Raducanu is next scheduled to play in her father's home country of Romania at the Transylvania Open in Cluj-Napoca beginning on February 1.

She continued: "At the end of the day, I just want to hit the ball to the corners and hard. I feel like I'm doing all this variety, and it's not doing what I want it to do. I need to just work on playing in a way more similar to how I was playing when I was younger.

"I always just changed direction, took the ball early, and went for it. I do have the ability to do many things on the court, but I feel like as I'm learning all those skills, it's like I need to stick to my guns a bit as well and work on that."

In the four and a half years since she won the US Open, Raducanu has turned to many different voices in an effort to establish herself at the top of the game but without finding any real consistency in results.

The period through last spring and summer, when she was without a permanent coach but working with former British No 1 Mark Petchey, offered real promise but she has taken something of a step back since.

"I think if you also would have said when I was 18 if I would be winning that night, I don't think anyone would expect that either," said the world No 29. "With that achievement, you're inevitably going to have the same level of kind of low.

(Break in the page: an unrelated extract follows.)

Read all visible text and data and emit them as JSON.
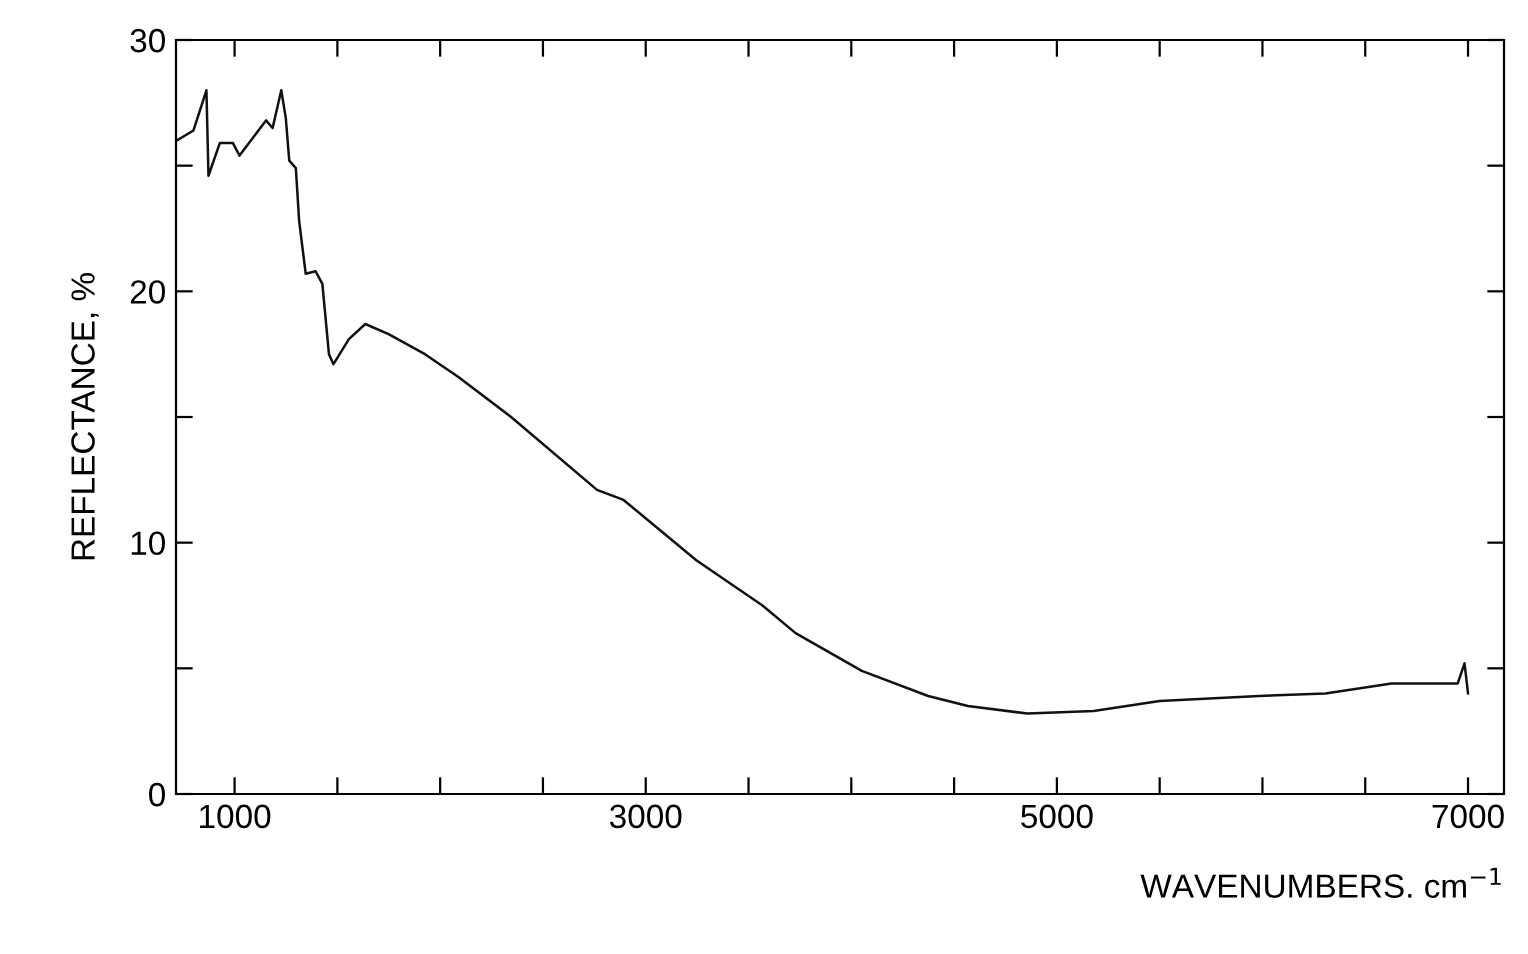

It was too high to kind of just be going on so early.

"I think I've accepted that all the kinds of challenges that I've faced since and figuring things out and learning by mistakes, learning through experiences, all of those things were in a way going to happen when you win a Slam at 18 from qualifying, ranked 350 in the world two months before.

"I've learnt a lot. I think there are just many iterations that are going on and have gone on. I think I'm slowly figuring out what works for me, and at the Slams I think I'm doing better. I think just doing the day-to-day and improving myself as a player, which I think I'm doing."

Great Britain Billie Jean King Cup captain Anne Keothavong felt Raducanu "looked lost" during her clash with Potapova.

She told TNT Sports: "There were times in the match, towards the end, where she looked really lost.

"We need to factor in the conditions. Her preparation wasn't ideal coming into this tournament and were not sure where the foot [injury] is at.

"Raducanu was playing day conditions, it was significantly quicker and windier than it was when she played her first-round match in the night.

"There are a lot of adjustments she didn't quite get right today, but it's still the start of the season, hopefully she can pick herself up, dust herself off and get back to the drawing board."